Geomorphological record of a former ice stream to ice shelf lateral transition zone in Northeast Greenland

Abstract

Understanding ice stream dynamics over decadal to millennial timescales is crucial for improving numerical model projections of ice sheet behaviour and future ice loss. In marine-terminating settings, ice shelves play a critical role in controlling ice-stream grounding line stability and ice flux to the ocean, but few studies have investigated the terrestrial lateral geomorphological imprint of ice shelves during deglaciation. Here, we document the terrestrial deglacial landsystem of Nioghalvfjerdsfjorden Glacier (79N) in Northeast Greenland, following the Last Glacial Maximum, and the margin’s lateral transition to a floating ice shelf.
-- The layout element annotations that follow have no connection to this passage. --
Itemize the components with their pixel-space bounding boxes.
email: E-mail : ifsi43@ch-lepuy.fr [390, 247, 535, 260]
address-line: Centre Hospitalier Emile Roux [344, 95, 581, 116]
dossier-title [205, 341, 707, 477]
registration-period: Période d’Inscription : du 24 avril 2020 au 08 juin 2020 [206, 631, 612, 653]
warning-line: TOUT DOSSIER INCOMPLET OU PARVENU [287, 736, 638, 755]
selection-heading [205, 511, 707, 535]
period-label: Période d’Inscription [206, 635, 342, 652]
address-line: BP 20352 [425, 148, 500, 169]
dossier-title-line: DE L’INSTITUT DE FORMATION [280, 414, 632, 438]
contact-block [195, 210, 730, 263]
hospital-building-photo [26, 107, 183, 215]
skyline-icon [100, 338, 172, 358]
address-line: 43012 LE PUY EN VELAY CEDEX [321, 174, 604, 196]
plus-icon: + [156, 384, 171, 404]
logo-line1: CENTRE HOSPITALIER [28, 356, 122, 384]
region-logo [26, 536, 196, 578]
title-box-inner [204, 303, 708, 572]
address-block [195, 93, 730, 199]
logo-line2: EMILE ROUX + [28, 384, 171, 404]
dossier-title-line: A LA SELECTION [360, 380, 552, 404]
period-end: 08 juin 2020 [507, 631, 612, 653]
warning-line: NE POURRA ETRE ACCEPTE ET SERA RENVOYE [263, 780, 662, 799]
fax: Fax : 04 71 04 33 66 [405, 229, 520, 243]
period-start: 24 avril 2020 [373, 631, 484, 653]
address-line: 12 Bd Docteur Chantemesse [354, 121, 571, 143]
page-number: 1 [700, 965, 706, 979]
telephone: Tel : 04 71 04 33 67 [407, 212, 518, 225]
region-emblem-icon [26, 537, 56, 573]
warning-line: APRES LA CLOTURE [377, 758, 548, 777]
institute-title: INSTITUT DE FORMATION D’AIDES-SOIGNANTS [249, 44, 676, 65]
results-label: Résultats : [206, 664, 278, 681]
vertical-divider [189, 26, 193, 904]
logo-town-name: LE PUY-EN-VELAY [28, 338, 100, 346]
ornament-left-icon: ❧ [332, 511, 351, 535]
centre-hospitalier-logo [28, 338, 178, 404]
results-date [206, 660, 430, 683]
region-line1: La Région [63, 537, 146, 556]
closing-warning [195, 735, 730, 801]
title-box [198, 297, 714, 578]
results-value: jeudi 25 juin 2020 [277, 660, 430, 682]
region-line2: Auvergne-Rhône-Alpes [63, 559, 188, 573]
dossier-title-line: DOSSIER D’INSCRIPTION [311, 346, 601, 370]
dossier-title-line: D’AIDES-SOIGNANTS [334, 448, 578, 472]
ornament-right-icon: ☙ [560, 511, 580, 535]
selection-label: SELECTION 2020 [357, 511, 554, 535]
High-elevation areas are influenced by local ice caps and display autochthonous to allochthonous blockfields that mark the interaction of local ice caps with the ice stream below. A thermal transition from cold- to warm-based ice is denoted by the emplacement of erratics onto allochthonous blockfields. Below ~600 m a.s.l. glacially abraded bedrock surfaces and assemblages of lateral moraines, ‘hummocky’ moraine, fluted terrain, and ice-contact deltas record the former presence of warm-based ice and thinning of the grounded ice stream margin through time. In the outer fjord a range of landforms such as ice shelf moraines, dead-ice topography, and weakly developed ice marginal glaciofluvial outwash was produced by an ice shelf during deglaciation. Along the mid- and inner-fjord areas this ice shelf signal is absent, suggesting ice shelf disintegration prior to grounding line retreat under tidewater conditions. However, below the marine limit, the geomorphological record along the fjord indicates the expansion of the 79N ice shelf during the Neoglacial, which culminated in the Little Ice Age. This was followed by 20th Century recession, with the development of a suite of compressional ice shelf moraines, ice-marginal fluvioglacial corridors, kame terraces, dead-ice terrain, and crevasse infill ridges. These mark rapid ice shelf thinning and typify the present-day ice shelf landsystem in a warming climate.